A Small Molecule NNMT Inhibitor Puts Aged Stem Cells Back to Work to Improve Muscle Regeneration in Old Mice

In old tissues, stem cell activity is much reduced relative to youthful activity. This is thought to be the most important contribution to loss of muscle mass and strength with age, leading to the condition known as sarcopenia. It also diminished the ability to regenerate after muscle injury. Numerous studies in the regenerative medicine community have demonstrated that while this loss of stem cell function may be a defense against cancer, reducing the activity of cells that may bear potentially dangerous molecular damage, there appears to be a fair amount of room to push the balance towards greater activity without large increases in cancer risk. In mice, anyway.

Researchers here demonstrate a novel way of increasing muscle stem cell activity, to add to a number of others that have been shown to work to some degree in animal studies. The mechanism is arguably somewhat related to work on ways to increase levels of NAD+ so as to enhance mitochondrial activity in old tissues. Here the effect size on muscle regeneration in mice is certainly large enough to be interesting.
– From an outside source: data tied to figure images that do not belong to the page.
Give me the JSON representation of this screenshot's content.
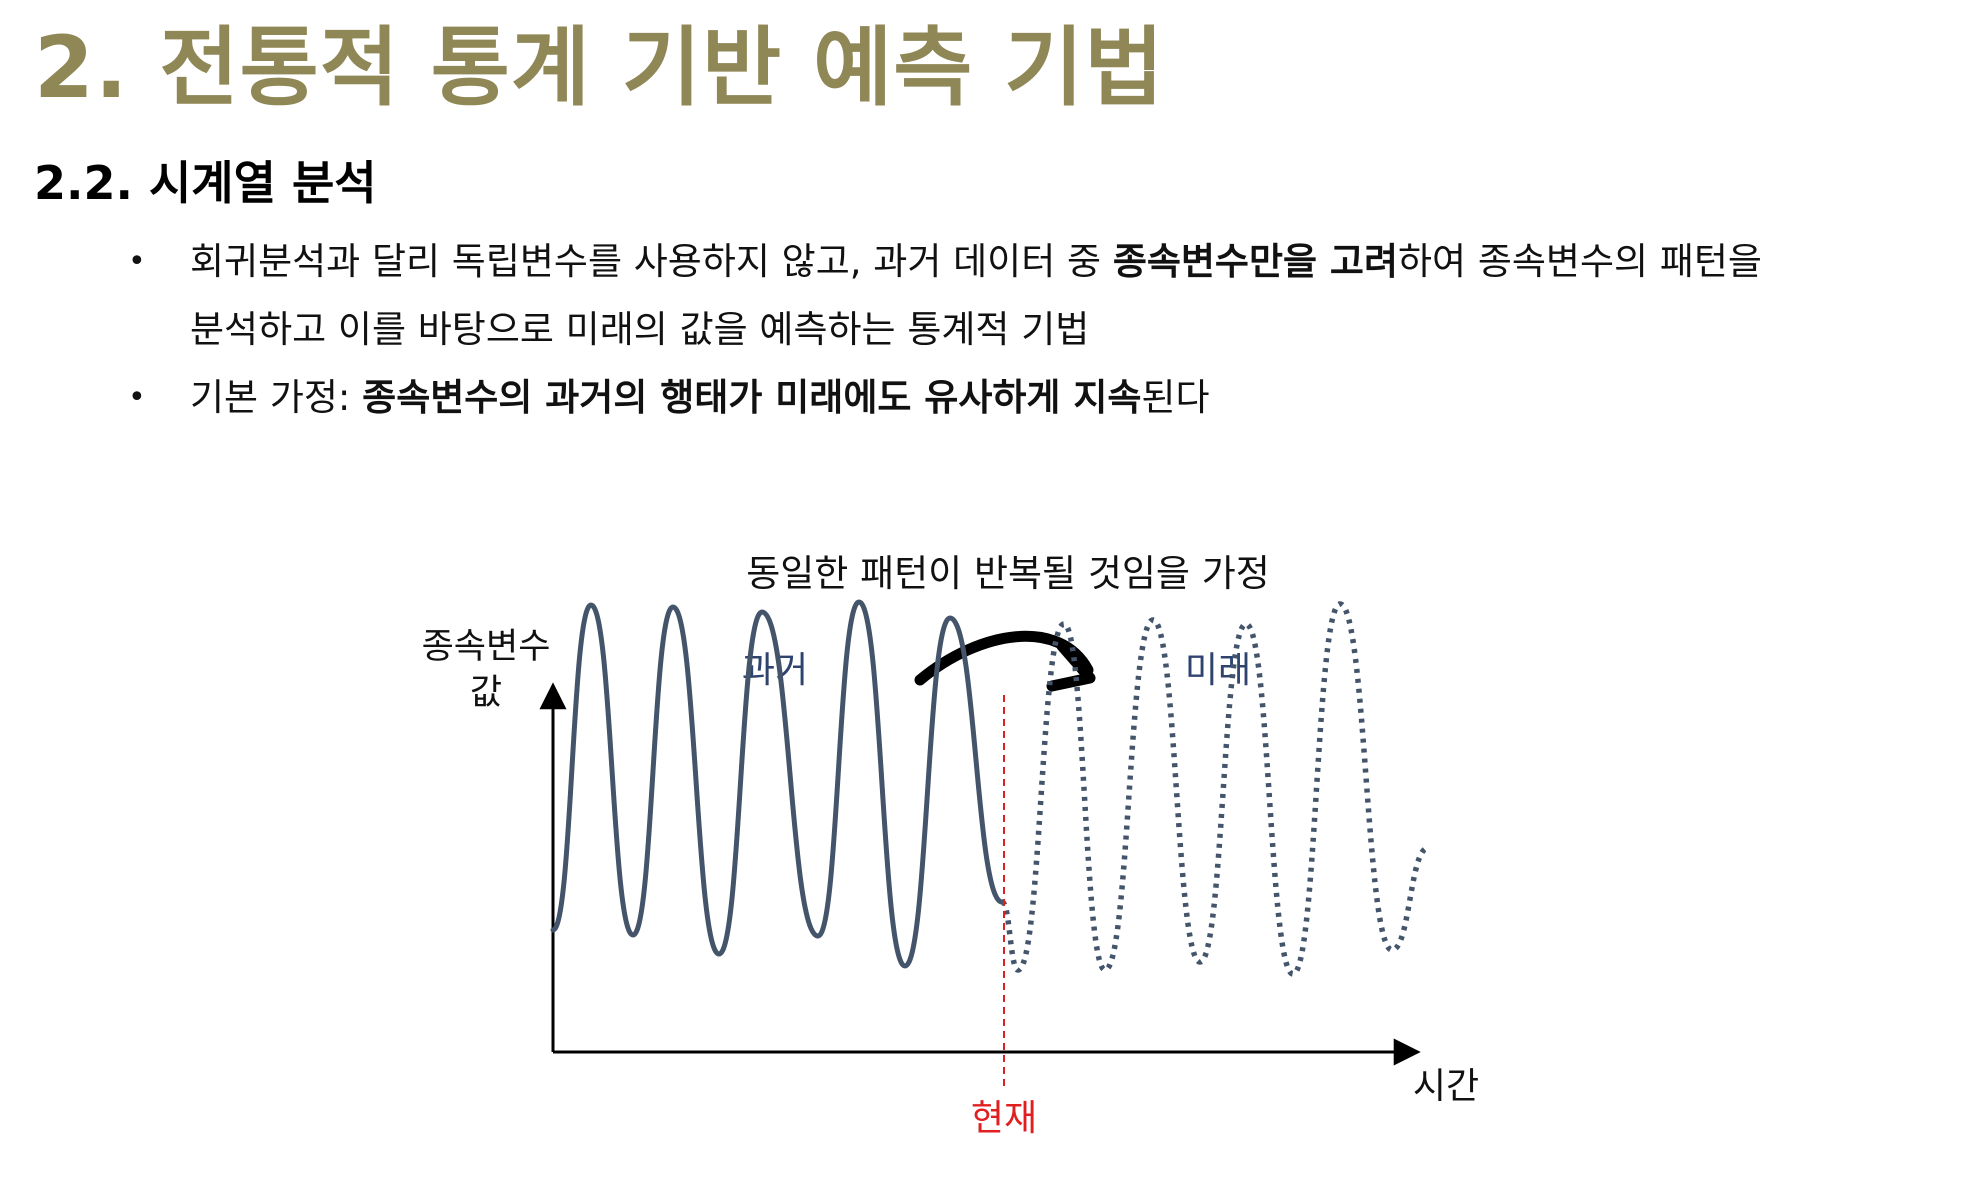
{
  "title": "2. 전통적 통계 기반 예측 기법",
  "section": "2.2. 시계열 분석",
  "bullets": [
    {
      "bullet": "•",
      "line1_pre": "회귀분석과 달리 독립변수를 사용하지 않고, 과거 데이터 중 ",
      "line1_bold": "종속변수만을 고려",
      "line1_post": "하여 종속변수의 패턴을",
      "line2": "분석하고 이를 바탕으로 미래의 값을 예측하는 통계적 기법"
    },
    {
      "bullet": "•",
      "pre": "기본 가정: ",
      "bold": "종속변수의 과거의 행태가 미래에도 유사하게 지속",
      "post": "된다"
    }
  ],
  "diagram": {
    "caption": "동일한 패턴이 반복될 것임을 가정",
    "y_label_line1": "종속변수",
    "y_label_line2": "값",
    "x_label": "시간",
    "past_label": "과거",
    "future_label": "미래",
    "now_label": "현재",
    "colors": {
      "series": "#44546a",
      "now_line": "#e02020",
      "label_blue": "#2f4370",
      "axis": "#000000"
    }
  }
}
We'll no doubt see what it does in humans fairly soon, even ahead of human trials, as the self-experimentation community decides to try this out. One would hope they would go about it more carefully than is usually the case in body building circles.

Aging is accompanied by progressive declines in skeletal muscle mass and strength and impaired regenerative capacity, predisposing older adults to debilitating age-related muscle deteriorations and severe morbidity. Muscle stem cells (muSCs) that proliferate, differentiate to fusion-competent myoblasts, and facilitate muscle regeneration are increasingly dysfunctional upon aging, impairing muscle recovery after injury. While regulators of muSC activity can offer novel therapeutics to improve recovery and reduce morbidity among aged adults, there are no known muSC regenerative small molecule therapeutics.

We recently developed small molecule inhibitors of nicotinamide N-methyltransferase (NNMT), an enzyme overexpressed with aging in skeletal muscles and linked to impairment of the NAD+ salvage pathway, dysregulated sirtuin 1 activity, and increased muSC senescence. We hypothesized that NNMT inhibitor (NNMTi) treatment will rescue age-related deficits in muSC activity to promote superior regeneration post-injury in aging muscle.

24-month old mice were treated with saline (control), and low and high dose NNMTi for 1-week post-injury, or control and high dose NNMTi for 3-weeks post-injury. In vivo contractile function measurements were conducted on the injured tibialis anterior (TA) muscle and tissues collected for ex-vivo analyses, including myofiber cross-sectional area (CSA) measurements to assess muscle recovery. Results revealed that muscle stem cell proliferation and subsequent fusion were elevated in NNMTi-treated mice, supporting nearly 2-fold greater CSA and shifts in fiber size distribution to greater proportions of larger sized myofibers and fewer smaller sized fibers in NNMTi-treated mice compared to controls.

Prolonged NNMTi treatment post-injury further augmented myofiber regeneration evinced by increasingly larger fiber CSA. Importantly, improved muSC activity translated not only to larger myofibers after injury but also to greater contractile function, with the peak torque of the TA increased by ∼70% in NNMTi-treated mice compared to controls. Taken together, these results provide the first clear evidence that NNMT inhibitors constitute a viable pharmacological approach to enhance aged muscle regeneration by rescuing muSC function.